Dom Quixote, 1955, Pablo Picasso |
Imaginemos duas pessoas entregues a esse exercício labiríntico e fascinante que se chama fantasiar. Uma delas viveu no século XVIII, a outra pertence aos nossos dias. Será que faz algum sentido equiparar a natureza das experiências destes dois seres que fantasiam? Não creio. É evidente que o conteúdo das fantasias de cada um não é o mesmo, visto que existe uma distância de 300 anos a separá-los. Mas não é isto que importa evidenciar. O ponto essencial prende-se com o facto de o homem contemporâneo experienciar as suas fantasias de uma forma que nada tem que ver com a do homem setecentista. No meu entender, nada contribuiu tão decisivamente para a metamorfose do conceito de fantasia como os novos meios de comunicação e informação.
Em primeiro lugar, existe um problema sério relacionado com o excesso de informação. Quer a imaginação, quer a fantasia, são, por definição, muitíssimo sensíveis ao excesso de informação. Não é possível que uma fantasia se desenvolva quando existem muitos dados sobre o objecto fantasiado. Ao invés disso, é seguro afirmar que as fantasias apenas se mantêm vivas quando a atmosfera na qual habitam se caracteriza pela escassez e pela falta de clareza. No ensaio A Agonia de Eros, o filósofo Byung-Chul Han declara categoricamente que "os novos meios de comunicação não dão propriamente asas à fantasia. A grande densidade de informação, sobretudo de informação visual, tende antes a reprimi-la. É assim que o porno, levando de certa maneira ao máximo a informação visual, destrói a fantasia erótica." A cada dia que passa, os meios de comunicação bombardeiam-nos com avalanches sucessivas de novos objectos sobre os quais a nossa fantasia pode assentar, no entanto, esta abundância de objectos de desejo não trouxe com ela o condão de fruirmos desses mesmos objectos, dado o antagonismo genético subjacente na relação entre informação e fantasia.

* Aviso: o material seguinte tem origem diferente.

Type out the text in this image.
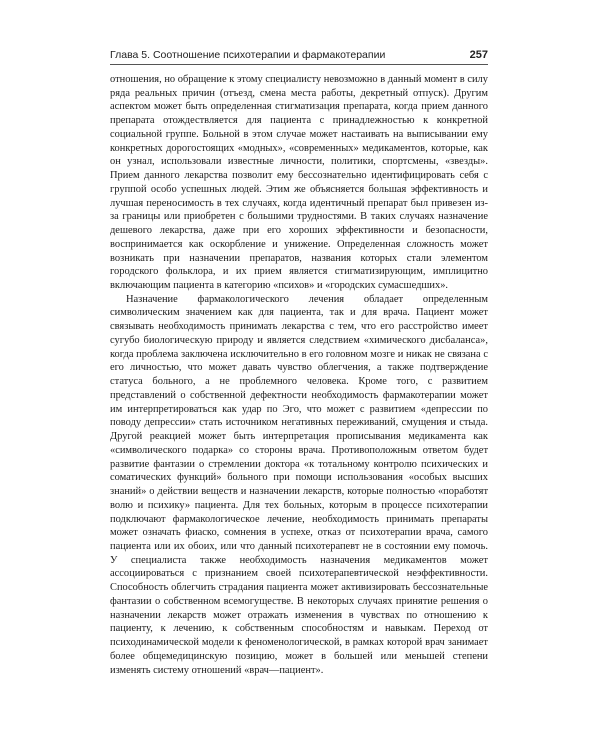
Глава 5. Соотношение психотерапии и фармакотерапии	257

отношения, но обращение к этому специалисту невозможно в данный момент в силу ряда реальных причин (отъезд, смена места работы, декретный отпуск). Другим аспектом может быть определенная стигматизация препарата, когда прием данного препарата отождествляется для пациента с принадлежностью к конкретной социальной группе. Больной в этом случае может настаивать на выписывании ему конкретных дорогостоящих «модных», «современных» медикаментов, которые, как он узнал, использовали известные личности, политики, спортсмены, «звезды». Прием данного лекарства позволит ему бессознательно идентифицировать себя с группой особо успешных людей. Этим же объясняется большая эффективность и лучшая переносимость в тех случаях, когда идентичный препарат был привезен из-за границы или приобретен с большими трудностями. В таких случаях назначение дешевого лекарства, даже при его хороших эффективности и безопасности, воспринимается как оскорбление и унижение. Определенная сложность может возникать при назначении препаратов, названия которых стали элементом городского фольклора, и их прием является стигматизирующим, имплицитно включающим пациента в категорию «психов» и «городских сумасшедших».

Назначение фармакологического лечения обладает определенным символическим значением как для пациента, так и для врача. Пациент может связывать необходимость принимать лекарства с тем, что его расстройство имеет сугубо биологическую природу и является следствием «химического дисбаланса», когда проблема заключена исключительно в его головном мозге и никак не связана с его личностью, что может давать чувство облегчения, а также подтверждение статуса больного, а не проблемного человека. Кроме того, с развитием представлений о собственной дефектности необходимость фармакотерапии может им интерпретироваться как удар по Эго, что может с развитием «депрессии по поводу депрессии» стать источником негативных переживаний, смущения и стыда. Другой реакцией может быть интерпретация прописывания медикамента как «символического подарка» со стороны врача. Противоположным ответом будет развитие фантазии о стремлении доктора «к тотальному контролю психических и соматических функций» больного при помощи использования «особых высших знаний» о действии веществ и назначении лекарств, которые полностью «поработят волю и психику» пациента. Для тех больных, которым в процессе психотерапии подключают фармакологическое лечение, необходимость принимать препараты может означать фиаско, сомнения в успехе, отказ от психотерапии врача, самого пациента или их обоих, или что данный психотерапевт не в состоянии ему помочь. У специалиста также необходимость назначения медикаментов может ассоциироваться с признанием своей психотерапевтической неэффективности. Способность облегчить страдания пациента может активизировать бессознательные фантазии о собственном всемогуществе. В некоторых случаях принятие решения о назначении лекарств может отражать изменения в чувствах по отношению к пациенту, к лечению, к собственным способностям и навыкам. Переход от психодинамической модели к феноменологической, в рамках которой врач занимает более общемедицинскую позицию, может в большей или меньшей степени изменять систему отношений «врач—пациент».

Não pretendo atacar ou diminuir a importância dos meios de comunicação, mas convém não cair na ingenuidade de pensar que as conquistas tecnológicas são totalmente imaculadas e puras, como os beatos das tecnologias nos querem fazer crer. Os ventos do progresso tecnológico penetram sempre -por pouco que seja- no terreno dos valores e dos ideais humanos, provocando assim uma metamorfose irreversível no nosso modo de estar no mundo. Por exemplo, antes da massificação do automóvel privado era usual caminhar durante incontáveis quilómetros para ir ao encontro de alguém. Hoje em dia, esse tipo de sacrifício é tido como excessivo, desnecessário e absurdo. Passámos a viver segundo uma nova estrutura espácio-temporal, com vontades, oportunidades e ideias totalmente díspares daquelas que vigoravam nos séculos que nos precederam.
Por outro lado, em que situação se encontra a minha liberdade na qualidade de sujeito desejante? Ao pensar "a minha fantasia é ..." não estarei a embarcar numa ilusão, nomeadamente a ilusão de acreditar que sou o dono e inventor das minhas próprias fantasias? Na actualidade, é muito difícil alguém ter fantasias próprias, pois a cultura de massas e de consumo em que vivemos alimenta-se sobretudo da anulação da individualidade humana. Na realidade, as minhas fantasias brotaram da mente de outras pessoas, pessoas essas com destaque na indústria cultural e nos meios de informação e comunicação, sendo que a mim apenas me é dado um guião que me ensina como e o que devo desejar. Fantasio a crédito, sou permanentemente aliciado por inúmeros vendedores de desejos em segunda mão, e é assim que me sugam para um vórtice irresistível do qual ninguém sai (nem deseja sair). Enquanto isso, a fantasia vai definhando inexoravelmente.